In the online version there was no source cited for this information, however when the manuscript was examined at the WV Archives and History, Charleston, WV, there was only one source cited, that of:

Donald F. Black, History of Wood County, Volume 1, Pioneer History of Wood County, West Virginia, 1975. Roane County Historical Society Genealogy Room, Spencer, WV.

A copy of that history was not available at the WV Archives and History, Charleston, WV, however a copy was available at Roane County Historical Society's Genealogy Room at the Library in Spencer, WV.

The answer to the question about whether a Greathouse was among the early settlers who arrived at Lee Creek with Joseph Wood in 1785, was answered by Joseph Wood himself, in letters he wrote to Dr. Samuel Prescott Hildreth concerning the events which transpired at Belleville during his residence there prior to 1791. The relevant excerpt regarding the landing of a Greathouse at Belleville, from Joseph Wood's letters, which was cited in Black's, History of Wood County, follows:

Sometime after the above transaction [Indians killed an un-named man in 1788/9], a boat landed at Belleville with one man by the name of Greathouse, he came from Pennsylvania and had enticed a handsome young woman away with him having a large Kentucky Boat as they then called and loading a family of the name of McDonald consisting of himself and wife, a son and daughter grown up and a number of smaller children all went on board and set out for Kentucky. I had heard of the Indians being at the mouth of Scioto and told the young McDonald but he did not believe it they went and fell in company with six other boats, but as five of them were very dilatory spending their time in fiddling and amusements without working the boats foreward one boat that was manned with eight well armed men concluded to leave them and go ahead and Greathouse and McDonald resolved to keep with them but not suspecting danger fell behind two or three hundred yards by the time they got to the mouth of the Scioto which was early on a thick foggy morning. The Indians attacked the armed boat with several perogues or large canoes but were beaten off with the loss of a number of them killed and wounded, they then made for the other boat that was not in a situation to make any resistance having but one musket on board, [after capturing the other boat, the indians] they put the two young women in the bow of a perogue and run for the foremost boat thinking they would not fire at them while they had the women in front and they were so determined to take the boat they struck the stern of the boat with the bow of their craft but they were beaten back with great loss and several in the boat were killed and others wounded.
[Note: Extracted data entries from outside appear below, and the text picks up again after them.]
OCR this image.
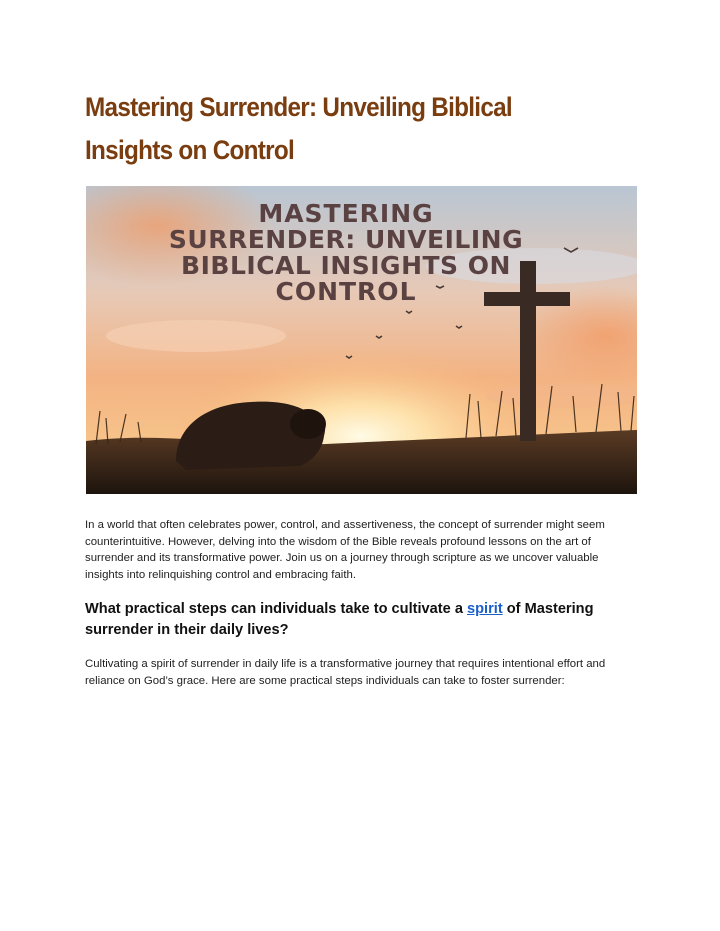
Mastering Surrender: Unveiling Biblical Insights on Control
MASTERING
SURRENDER: UNVEILING
BIBLICAL INSIGHTS ON
CONTROL

In a world that often celebrates power, control, and assertiveness, the concept of surrender might seem counterintuitive. However, delving into the wisdom of the Bible reveals profound lessons on the art of surrender and its transformative power. Join us on a journey through scripture as we uncover valuable insights into relinquishing control and embracing faith.

What practical steps can individuals take to cultivate a spirit of Mastering surrender in their daily lives?

Cultivating a spirit of surrender in daily life is a transformative journey that requires intentional effort and reliance on God’s grace. Here are some practical steps individuals can take to foster surrender:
This shameful defeat of several hundred by so small a number so exasperated the Savages that they took all the prisoners of the other boat into the woods where they stript them naked and whipt them until they were dead, they then took their scalps and left the river.

Sources:

Donald F. Black, History of Wood County, Volume 1, Pioneer History of Wood County, West Virginia, 1975. Roane County Historical Society Genealogy Room, Spencer, WV.